Review of the "Occurrence Reporting" policy reviewed September 2014 revealed, "Definition: Occurrence - any event that is not consistent with routine patient care or hospital procedure which either has or could have resulted in injury or loss to a patient or visitor, or which may give rise to a claim against the hospital, an employee or a member of the medical staff... The occurrence report serves as a factual account of an event or near miss.
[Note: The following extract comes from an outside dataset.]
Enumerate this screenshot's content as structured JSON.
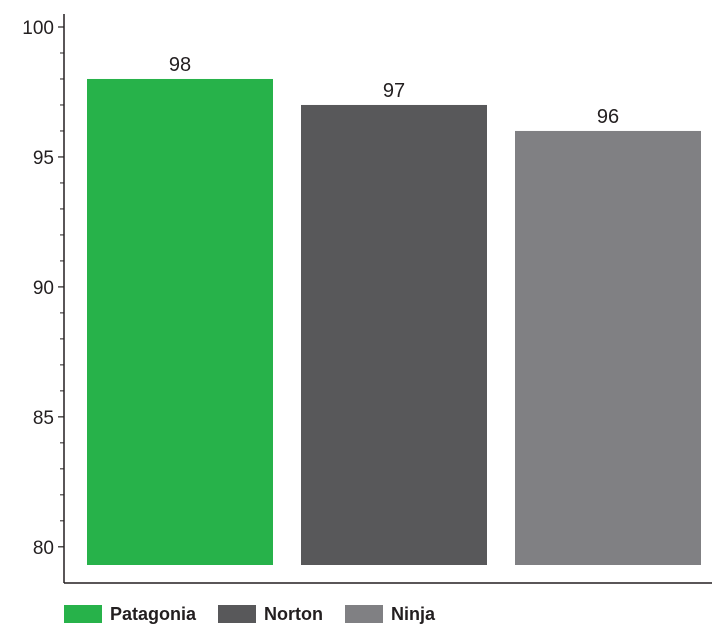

It is a means of bringing necessary information to the attention of designated persons who are responsible for appropriate follow-up. ...The person who discovers, witnesses, or receives the report of the event completes the on-line Occurrence Report form..."

1. During an interview on July 26, 2016, at approximately 9:45AM, EMP5 confirmed that on July 22, 2016, he/she received information from MR4 alleging an inappropriate staff/patient interaction had taken place on the nursing unit the prior day (July 21, 2016).

2. On July 27, 2016, at approximately 1:00 PM a review of requested patient occurrence reports revealed there was no occurrence report related to the above described interaction.

3. On July 28, 2016, at approximately 11:00 AM review of MR4 revealed no documentation related to the alleged inappropriate patient/staff interaction described above.

On July 28, 2016, at approximately 11:50 AM EMP3 confirmed there was no occurrence report related the above mentioned allegation of inappropriate staff/patient interaction and there was no documentation in the patient's medical record either.